We reported positive initial results from Cohorts 1 and 2 in Part C of our Phase 1 study with givosiran (gi-VOH-si-ran), the International Nonproprietary Name for ALN-AS1, an investigational RNAi therapeutic targeting aminolevulinic acid synthase 1 (ALAS1) for the treatment of acute hepatic porphyrias.  These results were presented at the 58th Annual Meeting of the American Society of Hematology (ASH), held December 3 – 6, 2016 in San Diego, California.
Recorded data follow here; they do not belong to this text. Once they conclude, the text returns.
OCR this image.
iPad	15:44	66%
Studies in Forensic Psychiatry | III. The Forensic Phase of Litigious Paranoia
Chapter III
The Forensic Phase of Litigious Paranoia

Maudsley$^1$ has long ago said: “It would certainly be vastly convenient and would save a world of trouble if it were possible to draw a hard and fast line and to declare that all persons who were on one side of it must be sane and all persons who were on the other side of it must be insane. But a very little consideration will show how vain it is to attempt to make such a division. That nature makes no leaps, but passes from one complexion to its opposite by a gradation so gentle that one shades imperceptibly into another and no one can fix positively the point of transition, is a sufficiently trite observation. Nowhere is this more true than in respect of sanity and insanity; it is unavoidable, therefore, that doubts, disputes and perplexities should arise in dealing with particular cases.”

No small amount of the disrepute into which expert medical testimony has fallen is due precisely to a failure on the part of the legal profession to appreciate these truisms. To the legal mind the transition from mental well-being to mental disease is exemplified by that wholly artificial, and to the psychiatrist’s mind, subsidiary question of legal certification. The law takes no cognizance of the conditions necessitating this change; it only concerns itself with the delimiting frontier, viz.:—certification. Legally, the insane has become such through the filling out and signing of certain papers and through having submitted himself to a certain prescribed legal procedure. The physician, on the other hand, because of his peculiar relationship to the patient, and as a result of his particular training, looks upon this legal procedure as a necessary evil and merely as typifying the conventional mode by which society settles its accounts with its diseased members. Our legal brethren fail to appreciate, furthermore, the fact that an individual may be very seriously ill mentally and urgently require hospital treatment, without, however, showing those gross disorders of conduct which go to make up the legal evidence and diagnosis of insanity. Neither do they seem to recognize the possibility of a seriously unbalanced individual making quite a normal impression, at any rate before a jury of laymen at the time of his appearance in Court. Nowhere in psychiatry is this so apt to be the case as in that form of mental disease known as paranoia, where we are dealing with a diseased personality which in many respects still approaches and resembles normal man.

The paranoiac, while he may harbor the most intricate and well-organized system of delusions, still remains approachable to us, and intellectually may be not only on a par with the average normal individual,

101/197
We reported interim results from our ongoing EXPLORE study, a multinational, prospective, observational study aimed at characterizing the natural history and clinical management of patients with acute hepatic porphyrias (AHP) who experience recurrent attacks or receive prophylactic treatment to prevent attacks.  Results from 112 patients, of which 104 have acute intermittent porphyria (AIP), showed a mean of 9.5 acute attacks reported in the prior year with severe neuropathic pain as the cardinal feature in 100% of attacks, along with other symptoms including nausea or vomiting (>80%), fatigue (77%), and weakness (79%).  Approximately 64% of patients reported experiencing porphyria symptoms between attacks, with about 46% experiencing symptoms daily.  Patients also reported a diminished quality of life and significant healthcare utilization, with a mean of 4.6 overnight hospitalizations per year (range 0-70) and a mean hospital stay duration of 6.6 days (range 1-60).  Of the attacks reported on study, approximately 76% of them required treatment with heme or at a healthcare facility.